All of that said, I am one of the fortunate ones. My upbringing could have been worse. At least my siblings and I were loved and my parents truly cared about what happened in our lives. Despite mistakes (all parents make them), they at least cared and tried. My family has become closer again over the years and I can say in truth that none of us are the people whom we once were. We've learned where each others' boundaries are and for the most part we do not push them. At least in my case I was allowed to finish trade school before I had to leave my home. There are a lot of folks out there, many of them young or underage who are kicked out of their homes and their entire families' lives completely after it is discovered that they are homosexual. Even worse, some of them are packed up and sent off to 'Ex-gay' programs where they are subjected to all manner of confusion and pseudoscientific 'treatment' which ultimately causes more harm than good.

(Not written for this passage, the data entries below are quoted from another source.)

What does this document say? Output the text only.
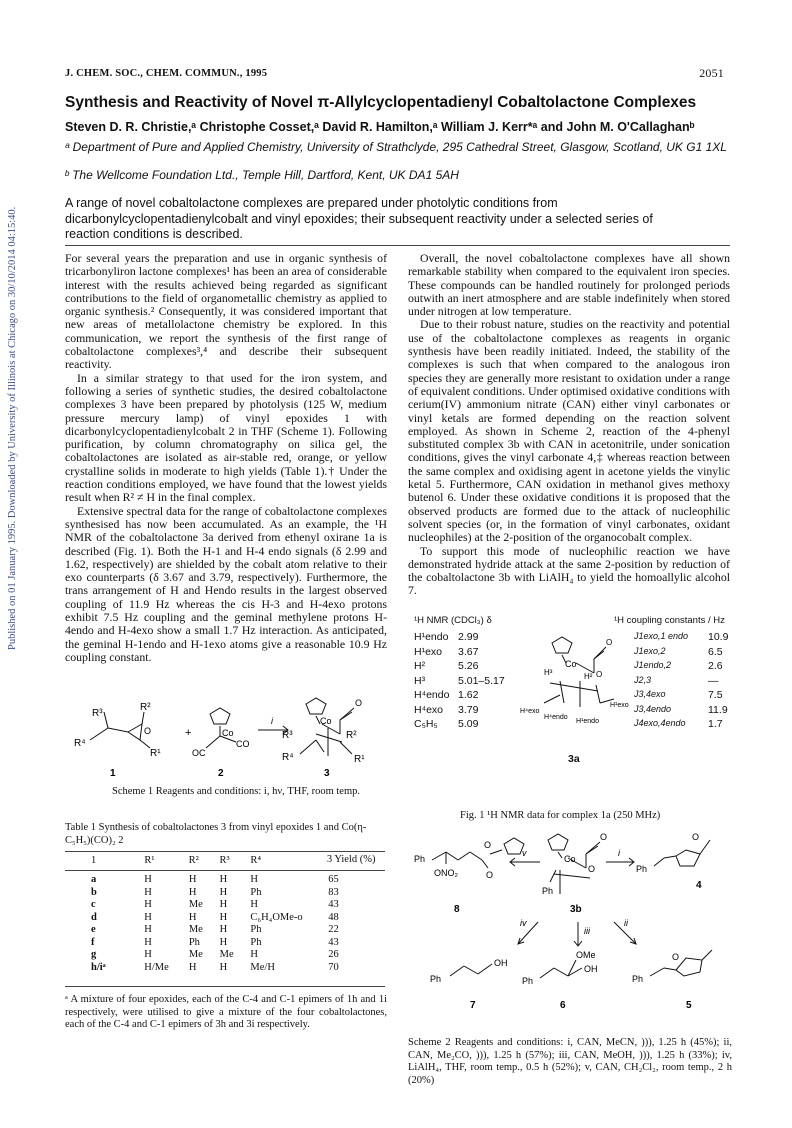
J. CHEM. SOC., CHEM. COMMUN., 1995	2051
Published on 01 January 1995. Downloaded by University of Illinois at Chicago on 30/10/2014 04:15:40.
Synthesis and Reactivity of Novel π-Allylcyclopentadienyl Cobaltolactone Complexes
Steven D. R. Christie,ᵃ Christophe Cosset,ᵃ David R. Hamilton,ᵃ William J. Kerr*ᵃ and John M. O'Callaghanᵇ
ᵃ Department of Pure and Applied Chemistry, University of Strathclyde, 295 Cathedral Street, Glasgow, Scotland, UK G1 1XL
ᵇ The Wellcome Foundation Ltd., Temple Hill, Dartford, Kent, UK DA1 5AH
A range of novel cobaltolactone complexes are prepared under photolytic conditions from dicarbonylcyclopentadienylcobalt and vinyl epoxides; their subsequent reactivity under a selected series of reaction conditions is described.

For several years the preparation and use in organic synthesis of tricarbonyliron lactone complexes¹ has been an area of considerable interest with the results achieved being regarded as significant contributions to the field of organometallic chemistry as applied to organic synthesis.² Consequently, it was considered important that new areas of metallolactone chemistry be explored. In this communication, we report the synthesis of the first range of cobaltolactone complexes³,⁴ and describe their subsequent reactivity.

In a similar strategy to that used for the iron system, and following a series of synthetic studies, the desired cobaltolactone complexes 3 have been prepared by photolysis (125 W, medium pressure mercury lamp) of vinyl epoxides 1 with dicarbonylcyclopentadienylcobalt 2 in THF (Scheme 1). Following purification, by column chromatography on silica gel, the cobaltolactones are isolated as air-stable red, orange, or yellow crystalline solids in moderate to high yields (Table 1).† Under the reaction conditions employed, we have found that the lowest yields result when R² ≠ H in the final complex.

Extensive spectral data for the range of cobaltolactone complexes synthesised has now been accumulated. As an example, the ¹H NMR of the cobaltolactone 3a derived from ethenyl oxirane 1a is described (Fig. 1). Both the H-1 and H-4 endo signals (δ 2.99 and 1.62, respectively) are shielded by the cobalt atom relative to their exo counterparts (δ 3.67 and 3.79, respectively). Furthermore, the trans arrangement of H and Hendo results in the largest observed coupling of 11.9 Hz whereas the cis H-3 and H-4exo protons exhibit 7.5 Hz coupling and the geminal methylene protons H-4endo and H-4exo show a small 1.7 Hz interaction. As anticipated, the geminal H-1endo and H-1exo atoms give a reasonable 10.9 Hz coupling constant.

Overall, the novel cobaltolactone complexes have all shown remarkable stability when compared to the equivalent iron species. These compounds can be handled routinely for prolonged periods outwith an inert atmosphere and are stable indefinitely when stored under nitrogen at low temperature.

Due to their robust nature, studies on the reactivity and potential use of the cobaltolactone complexes as reagents in organic synthesis have been readily initiated. Indeed, the stability of the complexes is such that when compared to the analogous iron species they are generally more resistant to oxidation under a range of equivalent conditions. Under optimised oxidative conditions with cerium(IV) ammonium nitrate (CAN) either vinyl carbonates or vinyl ketals are formed depending on the reaction solvent employed. As shown in Scheme 2, reaction of the 4-phenyl substituted complex 3b with CAN in acetonitrile, under sonication conditions, gives the vinyl carbonate 4,‡ whereas reaction between the same complex and oxidising agent in acetone yields the vinylic ketal 5. Furthermore, CAN oxidation in methanol gives methoxy butenol 6. Under these oxidative conditions it is proposed that the observed products are formed due to the attack of nucleophilic solvent species (or, in the formation of vinyl carbonates, oxidant nucleophiles) at the 2-position of the organocobalt complex.

To support this mode of nucleophilic reaction we have demonstrated hydride attack at the same 2-position by reduction of the cobaltolactone 3b with LiAlH₄ to yield the homoallylic alcohol 7.

R³
R²
R⁴
R¹
O	+	Co
CO
OC
i	Co
R³	R²
R⁴	R¹
O
1	2	3
Scheme 1 Reagents and conditions: i, hν, THF, room temp.
Table 1 Synthesis of cobaltolactones 3 from vinyl epoxides 1 and Co(η-C₅H₅)(CO)₂ 2
1	R¹	R²	R³	R⁴	3 Yield (%)
a	H	H	H	H	65
b	H	H	H	Ph	83
c	H	Me	H	H	43
d	H	H	H	C₆H₄OMe-o	48
e	H	Me	H	Ph	22
f	H	Ph	H	Ph	43
g	H	Me	Me	H	26
h/iᵃ	H/Me	H	H	Me/H	70
ᵃ A mixture of four epoxides, each of the C-4 and C-1 epimers of 1h and 1i respectively, were utilised to give a mixture of the four cobaltolactones, each of the C-4 and C-1 epimers of 3h and 3i respectively.
¹H NMR (CDCl₃) δ	¹H coupling constants / Hz
H¹endo 2.99
H¹exo 3.67
H²	5.26
H³	5.01–5.17
H⁴endo 1.62
H⁴exo 3.79
C₅H₅ 5.09
J1exo,1 endo 10.9
J1exo,2	6.5
J1endo,2	2.6
J2,3	—
J3,4exo	7.5
J3,4endo	11.9
J4exo,4endo 1.7
Co
O
O
H³	H²
H⁴exo
H⁴endo
H¹endo
H¹exo
3a
Fig. 1 ¹H NMR data for complex 1a (250 MHz)
Ph
ONO₂
O
O
Co
O
O
Ph
Ph
O
v	i
iv
iii
ii
Ph
OH
Ph
OMe
OH
Ph
O
8	3b
4
7	6	5
Scheme 2 Reagents and conditions: i, CAN, MeCN, ))), 1.25 h (45%); ii, CAN, Me₂CO, ))), 1.25 h (57%); iii, CAN, MeOH, ))), 1.25 h (33%); iv, LiAlH₄, THF, room temp., 0.5 h (52%); v, CAN, CH₂Cl₂, room temp., 2 h (20%)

This experience simply brought to mind that as skilled as I've become at dancing around these issues, I can't any more. I have to roll up my sleeves and dive in. The only way I can progress further in this struggle is to engage myself in theological/religious matters again. I needed the vacation I was on, no doubt, but vacations need to end sooner or later. My head has been restless and needs to get back to doing The Work it was intended to do.